Member of the Oregon State Senate from the 3rd district
- In office January 9, 2017 – January 14, 2019
- Preceded by: Kevin Talbert
- Succeeded by: Jeff Golden

Mayor of Ashland, Oregon
- In office 2001–2004
- Preceded by: Catherine Golden
- Succeeded by: John Morrison

Personal details
- Born: 1950 or 1951 (age 74–75)
- Party: Republican

= Alan DeBoer =

American businessman and politician

Alan W. DeBoer (born 1950/51) is an American businessman and Republican politician. He served as mayor of Ashland, Oregon from 2001 until 2004, and also served on the Ashland City Council and School Board.

==Political career==
DeBoer ran for the Oregon House of Representatives in 2016, however was nominated by the Republican Party as their candidate for the seat vacated by the death of State Senator Alan Bates in August 2016. He was elected to the Oregon State Senate in November 2016, defeating Democrat Tonia Moro by about 500 votes.

In a debate in October 2016, DeBoer stated his opposition to Oregon Ballot Measure 97.

In February 2018, DeBoer announced that he would retire from the State Senate and not seek re-election to another term.

== 2017 legislative session ==
During the 2017 Legislative Session, Alan DeBoer served on the Senate Committee on General Government and Accountability as the Vice-Chair, The Joint Committee on Information Management and Technology, The Joint Ways and Means Subcommittee on General Government, and the Joint Ways and Means Committee.

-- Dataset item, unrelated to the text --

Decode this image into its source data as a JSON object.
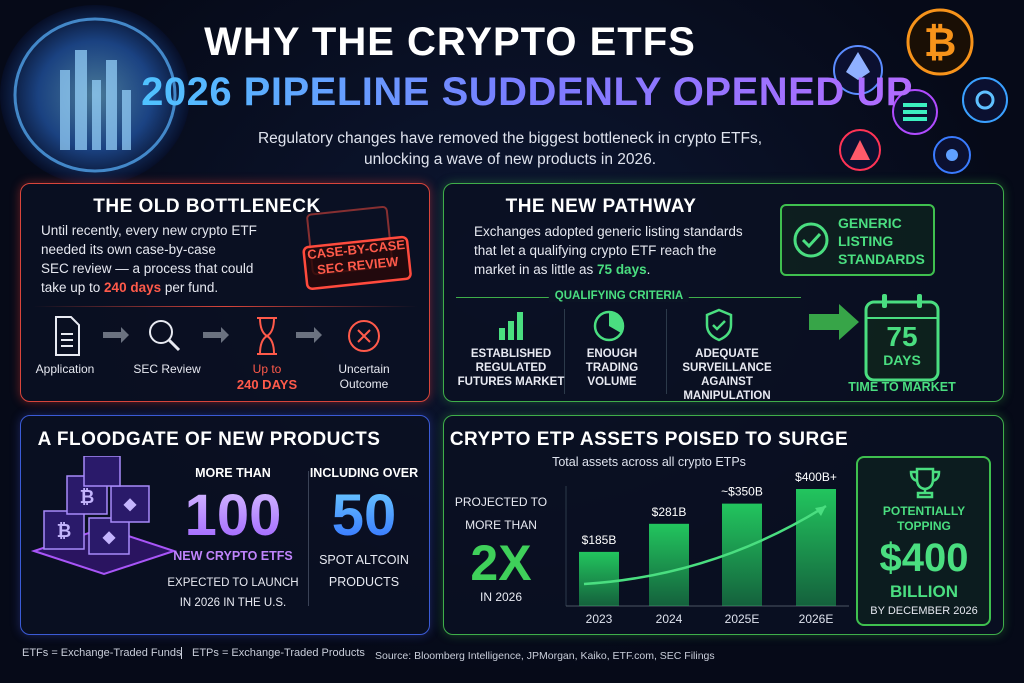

DeBoer chief-sponsored two pieces of legislation during the 2017 session, one a memorial to former Senator Alan Bates, the second to repeal the Oregon Income Tax kicker refund. Alan DeBoer voted with his Republican colleagues 94% of the time and missed 30 votes. DeBoer voted against the comprehensive women's health equity bill that provided increased access to reproductive health services in Oregon. During the 2017 session, DeBoer was a vocal opponent of House Bill 2004 which aimed at providing renter protections including banning no-cause evictions and local rent control.